First, state officials complain that federal legislation to authorize insurance sales across state lines would undercut the state’s traditional role in regulating the insurance industry. If an insurer licensed, say, in Indiana decided to offer its policies to consumers in Michigan or Wisconsin, it would be under no obligation to conform to the rules of Michigan or Wisconsin, provided it followed Indiana’s insurance regulations. In some ways, this would constitute even more invasive government big-footing by the federal government than the current law the Republicans want to get rid of.
Second, critics warn that as insurers invariably flock to states with the most limited requirements and standards, the result would be for insurance companies to offer consumers cheap policies but often without some of the most basic health care and prescription drug coverage. The National Association of Insurance Commissioners argue that “interstate sales will start a race to the bottom by allowing companies to choose their regulators.”
The state commissioners say that allowing insurers to pick and choose among markets in which to sell coverage is tantamount to allowing banks to choose their own regulators, a surefire way to create a financial crisis. Insurance companies would seek the state regulations “that allow them to most aggressively select the healthiest risk,” resulting in a situation in which the healthiest, youngest policy holders pay the least expensive premiums while older, sicker people would be confronted with steep premiums – provided they could find coverage at all.
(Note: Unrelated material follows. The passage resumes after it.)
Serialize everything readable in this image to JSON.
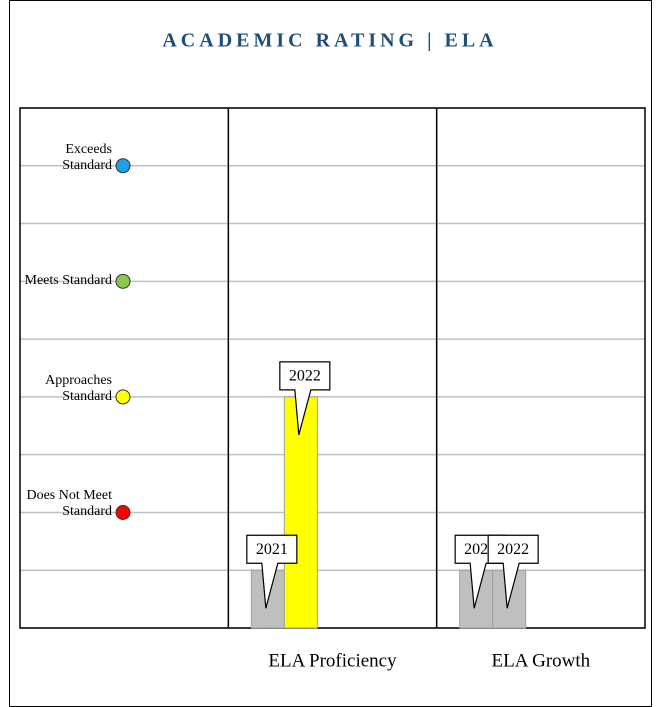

Third, while some major health insurers already have experimented in recent years in selling coverage across the country, they nonetheless have had to meet state regulatory requirements. If insurers were free to sell their policies in states where they were unlicensed, the possibility of cheating, fraud or other irregularities would be substantially increased.
Finally – and perhaps most importantly – insurance premiums are closely linked to underlying health care costs, such as rate levels paid to local or regional doctors and hospitals and the projected health needs of the policy holders. In order to sell an insurance policy in a particular state, the insurer would have to have a local network of allied doctors, hospitals and other health care providers in order to make the system financially feasible.
The liberal-leaning Center on Budget and Policy Priorities said in an analysis of the GOP health care proposals released Monday that, “The few states that tried to open their markets to out-of-state insurers prior to health care reform generally had little to show for it, as insurers had problems establishing networks of providers outside their own states.”
However, if insurers did succeed in entering other state’s markets, “the out-of-state plans would likely attract healthier-than-average people with low health care costs, because such people have much less need for consumer protections such as requirements to cover certain benefits or limits on insurers’ ability to charge higher premiums based on age or gender,” wrote Judith Solomon, an analyst with the non-partisan research organization.”
Consequentially, the study said, those who remain in the plans offered by the in-state insurers would become less healthy as a group, and their premiums would rise accordingly.